Really. The guy who eventually led the Confederates in secession (when his beloved Virginia seceded). Irony of all ironies. Most San Antonians probably don’t know Lee lived here almost 10 years, was a model U.S. Army officer and citizen, a charismatic speaker, popular guest at social events, and even taught Sunday school at the the fledgling St. Mark’s Episcopal Church.
But after Lee said leaving the Union would betray the principles of the founding fathers, he was taken in broad daylight outside his SA quarters at the Read House, dropped on the edge of town without any personal effects, and warned not to come back. He didn’t.
After the city spends $10 million on its current renovation of Main Plaza, people may not know much more about dozens of historic events such as Lee’s abduction than they do now.
Critics at four earlier public hearings said the design team headed by Larry Clark of Bender, Wells, Clark was imposing suburban park landscaping on an important urban space, one with a pivotal local history.
Larry Clark said history will be “an important undercurrent in the design” but doesn’t seem to acknowledge the key role history plays in the city’s $8.7-billion-a-year tourism industry. Studies show history is the major reason 21-million visitors a year enjoy San Antonio. Texas’s top two attractions — the River Walk and the Alamo — are both historic landmarks.

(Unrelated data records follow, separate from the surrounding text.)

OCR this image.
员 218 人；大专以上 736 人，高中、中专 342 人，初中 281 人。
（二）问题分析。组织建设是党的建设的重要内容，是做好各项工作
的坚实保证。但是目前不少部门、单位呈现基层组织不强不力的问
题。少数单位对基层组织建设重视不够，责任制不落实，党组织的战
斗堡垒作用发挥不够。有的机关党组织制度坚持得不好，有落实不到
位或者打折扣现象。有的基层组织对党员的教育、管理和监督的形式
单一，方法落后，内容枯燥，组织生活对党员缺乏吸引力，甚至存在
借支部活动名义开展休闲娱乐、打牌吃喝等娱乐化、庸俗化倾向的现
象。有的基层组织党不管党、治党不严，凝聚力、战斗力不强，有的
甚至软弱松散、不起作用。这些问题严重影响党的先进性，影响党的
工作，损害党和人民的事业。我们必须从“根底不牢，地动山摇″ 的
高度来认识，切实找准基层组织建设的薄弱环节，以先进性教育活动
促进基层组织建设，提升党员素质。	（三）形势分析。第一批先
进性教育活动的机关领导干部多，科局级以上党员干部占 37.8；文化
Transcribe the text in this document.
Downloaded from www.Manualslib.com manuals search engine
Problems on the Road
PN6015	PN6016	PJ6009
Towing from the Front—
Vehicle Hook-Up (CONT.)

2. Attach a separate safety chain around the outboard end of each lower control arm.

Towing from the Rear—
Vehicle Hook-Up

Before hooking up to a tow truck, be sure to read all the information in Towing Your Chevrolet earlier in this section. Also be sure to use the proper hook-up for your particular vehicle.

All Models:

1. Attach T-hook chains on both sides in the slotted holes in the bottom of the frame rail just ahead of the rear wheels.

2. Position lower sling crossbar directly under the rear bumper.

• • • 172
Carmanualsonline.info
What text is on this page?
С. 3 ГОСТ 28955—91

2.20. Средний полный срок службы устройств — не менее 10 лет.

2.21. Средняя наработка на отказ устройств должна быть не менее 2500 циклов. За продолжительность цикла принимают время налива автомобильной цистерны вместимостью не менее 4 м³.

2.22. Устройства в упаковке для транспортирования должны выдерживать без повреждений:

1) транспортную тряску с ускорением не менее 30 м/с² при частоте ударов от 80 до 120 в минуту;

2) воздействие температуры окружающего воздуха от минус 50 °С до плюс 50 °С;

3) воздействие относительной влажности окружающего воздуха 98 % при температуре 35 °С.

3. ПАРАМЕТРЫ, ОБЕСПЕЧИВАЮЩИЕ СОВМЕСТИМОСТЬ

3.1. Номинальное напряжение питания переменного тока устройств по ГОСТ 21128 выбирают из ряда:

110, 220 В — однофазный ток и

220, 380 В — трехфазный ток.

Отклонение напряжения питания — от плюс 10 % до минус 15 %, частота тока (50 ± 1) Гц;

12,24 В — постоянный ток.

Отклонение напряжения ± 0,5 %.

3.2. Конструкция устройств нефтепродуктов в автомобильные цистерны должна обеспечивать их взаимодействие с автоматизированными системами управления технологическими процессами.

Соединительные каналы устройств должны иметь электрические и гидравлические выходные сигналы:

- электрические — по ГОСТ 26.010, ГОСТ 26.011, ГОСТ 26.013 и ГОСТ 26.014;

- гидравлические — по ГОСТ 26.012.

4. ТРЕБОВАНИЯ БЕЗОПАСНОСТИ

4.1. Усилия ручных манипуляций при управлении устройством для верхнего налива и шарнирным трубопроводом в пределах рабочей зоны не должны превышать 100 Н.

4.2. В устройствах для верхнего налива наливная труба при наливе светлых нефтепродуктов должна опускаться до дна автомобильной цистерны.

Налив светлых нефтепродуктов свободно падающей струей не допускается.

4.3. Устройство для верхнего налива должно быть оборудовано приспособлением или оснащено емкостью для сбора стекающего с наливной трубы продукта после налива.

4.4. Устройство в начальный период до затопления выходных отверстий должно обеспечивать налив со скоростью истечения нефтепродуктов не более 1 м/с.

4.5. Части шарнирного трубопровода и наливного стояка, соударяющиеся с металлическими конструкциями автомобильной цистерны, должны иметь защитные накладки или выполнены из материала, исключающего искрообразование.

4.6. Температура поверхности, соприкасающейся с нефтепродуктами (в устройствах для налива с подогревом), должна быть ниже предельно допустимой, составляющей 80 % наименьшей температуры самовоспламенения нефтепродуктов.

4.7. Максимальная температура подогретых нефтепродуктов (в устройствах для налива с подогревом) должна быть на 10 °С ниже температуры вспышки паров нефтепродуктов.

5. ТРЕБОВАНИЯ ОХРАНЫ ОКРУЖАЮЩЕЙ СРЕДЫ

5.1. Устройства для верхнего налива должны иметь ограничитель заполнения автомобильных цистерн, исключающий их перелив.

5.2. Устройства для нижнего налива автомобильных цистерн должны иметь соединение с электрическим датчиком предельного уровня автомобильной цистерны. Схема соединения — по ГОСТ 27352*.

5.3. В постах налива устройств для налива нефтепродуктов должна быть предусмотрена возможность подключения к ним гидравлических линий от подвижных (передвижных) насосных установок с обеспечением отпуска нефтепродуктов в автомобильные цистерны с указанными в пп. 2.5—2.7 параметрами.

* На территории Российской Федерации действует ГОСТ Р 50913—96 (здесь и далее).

Main Plaza was the locale for dozens of landmark events, from a treaty celebration with the Apaches in which a horse was buried alive to the assassinations of two Spanish governors to the first stagecoach arrival. The first hotel was built on the square, and the city’s first electrified business turned on its lights overlooking the plaza. And, in December 1835, residents and newcomers defeated a Mexican garrison under General Martin Perfecto de Cos after a three-day battle. Know what that event led to?
An outraged President Antonio Lopez de Santa Anna, in response to the loss, marched his Mexican army to San Antonio and set up headquarters on Main Plaza to direct a 13-day siege of the Alamo.
Which led to the Battle of San Jacinto, and the war in which Mexico lost Texas, New Mexico, Arizona, California, Nevada, and parts of Utah, Wyoming, Colorado, and Oklahoma — all rooted in events whose origins are in Main Plaza.
Shouldn’t we celebrate this rich history with a monument? Maybe with statues of Lee, Santa Anna, and others who left footprints there? Spain’s King Philip V sent the settlers who built Main Plaza; he gave most of the initial money to build San Fernando Church and created San Pedro Park. Isn’t that worth a statue? A big one?
Design leader Clark says the $10-million renovation doesn’t include any statues. Instead of a monument to Texas democracy, the tallest structure planned so far is a set of public restrooms at Dwyer and Commerce. The team has visions of canvas-covered pavilions for chili queens, beverage and flower vendors, coffee houses overlooking the River Walk, and a space for street musicians, jugglers, acrobats, dancing girls, etc.
Recently the plaza designers met with members of the city’s Historic and Design Review Commission, the San Antonio Conservation Society, and the Texas Historical Commission. Society President Virginia F. Nicholas expressed concerns about the plaza remaining a multi-use public space. Other critics are unhappy about the proposed landscaping being designed as parts of particular buildings, rather than contributing to the renovation of the plaza itself. A revised proposal may be presented to the full commission later this month. Let’s hope commissioners fight to properly showcase the remarkable history of Main Plaza.